Leyland Kirby

We, So Tired Of All The Darkness In Our Lives

"It's not free because I place no value on this work. It's free because I mean it," says Leyland Kirby of his beautiful, generous new album.

I’ll admit that for years I was utterly perplexed by Leyland Kirby aka The Caretaker aka V/VM (and so on). I once saw him play live, rolling around on the floor and singing along to pop hits, like St Vitus karaoke. No matter how much people might have told me of the brilliance, I struggled to understand what he was about – this, it transpires, was my loss. It was my Quietus co-pilot John Doran’s interview with Kirby last year that changed it all. One of my favourite articles we’ve run on the site, the sport of darts suddenly opening up Kirby’s rare, wonderful world for me. I felt like a fool for having neglected it for so long. If all the critical quacking on about hauntology etc had fogged things for me previously, that cleared in the face of the profound emotional hit of his music, especially in The Caretaker’s final Everywhere At The End Of Time dementia series of albums, or the ribald piss-taking of po-faced peers with V/VM’s Mrs Mills’ Piano.

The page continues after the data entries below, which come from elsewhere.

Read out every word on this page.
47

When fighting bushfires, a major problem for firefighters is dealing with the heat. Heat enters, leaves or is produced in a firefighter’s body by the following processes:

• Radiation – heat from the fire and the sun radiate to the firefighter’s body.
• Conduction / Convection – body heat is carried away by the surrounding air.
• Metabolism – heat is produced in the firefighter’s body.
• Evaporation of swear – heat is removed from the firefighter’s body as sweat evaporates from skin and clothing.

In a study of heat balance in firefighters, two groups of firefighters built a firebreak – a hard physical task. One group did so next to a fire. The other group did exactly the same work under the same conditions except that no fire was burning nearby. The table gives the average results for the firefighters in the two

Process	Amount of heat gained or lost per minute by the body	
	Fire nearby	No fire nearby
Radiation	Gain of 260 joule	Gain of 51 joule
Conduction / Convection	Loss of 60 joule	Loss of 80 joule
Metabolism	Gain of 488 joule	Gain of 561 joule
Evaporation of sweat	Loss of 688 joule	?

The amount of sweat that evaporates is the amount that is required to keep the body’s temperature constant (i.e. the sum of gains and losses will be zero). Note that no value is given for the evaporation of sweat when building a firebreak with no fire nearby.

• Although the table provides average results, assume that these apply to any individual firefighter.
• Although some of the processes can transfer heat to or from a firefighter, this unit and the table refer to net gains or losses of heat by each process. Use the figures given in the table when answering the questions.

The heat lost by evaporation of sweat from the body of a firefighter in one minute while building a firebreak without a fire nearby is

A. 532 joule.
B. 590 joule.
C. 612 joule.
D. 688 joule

Indeed, this new album, given away for free on Bandcamp yesterday (accompanying Everywhere At The End…‘s imminent third instalment – buy from our Norman here), comes accompanied by a beautifully-put and direct piece of text on Kirby’s motivations for doing what he does. "It’s not free because I place no value on this work. It’s free because I mean it," he writes. The full text (on the Bandcamp page) is the antithesis to the pseudo-academic art speak PR guff that accompanies so much electronic music these days – a practice my learned pal Uncle Music off Twitter calls “CV inflation”. Similarly We, So Tired Of All The Darkness In Our Lives for all its 16 tracks of languid, wandering piano, electronics, drums like eyelids fluttering off into a doze is a strange, instantly overwhelming and moving listen that fits its title. It has, even in the past day, managed to alter my head drastically at a particularly troubling time. However hazy this music might superficially be, there’s a powerful undertow of emotion and integrity the likes of which one tends to hear these days only around the fringes. I can’t think of another record that has moved me so quickly, and unexpectedly, this year. That it’s a free download and self-released says much about the tech-obsessed, ironic, mainstream-indebted cynicism of a lot of supposedly leftfield electronic music right now.

Apparently put together from Kirby’s prodigious archive of tracks, lurking in his Krakow HQ, it’s like an assemblage of all the best moments of album interlude music you’ve ever heard drunk, wept over, grieving and bleakly euphoric, like rolling over onto the other side of a bed still warm from a lover just departed for good. I’ve always admired and been drawn to music that can at one moment give a great sense of unease and the next act as balm, and Kirby has that down pat in this emotionally generous album. The melancholia of the sonics contrasts with the twisted wit of titles ‘Rotten Rave Tropes’, ‘Clickbait’ and ‘Sickly Strawberry Nostalgia’, amusing yet gothic juxtaposition echoed in the cover’s still life of old 90s phone and a grubby cut bloom.

Like all the greatest artists, Kirby is able to deploy maximum humour while taking things very seriously indeed and without being, well, a smug twat. Praise be upon him. "These days it feels like it’s at an all time low for positive outcomes," Kirby writes on the Bandcamp "sleevenotes". That’s as maybe, but it’s records like this and the generosity of spirit of the likes of Kirby that’ll help us through this rum age.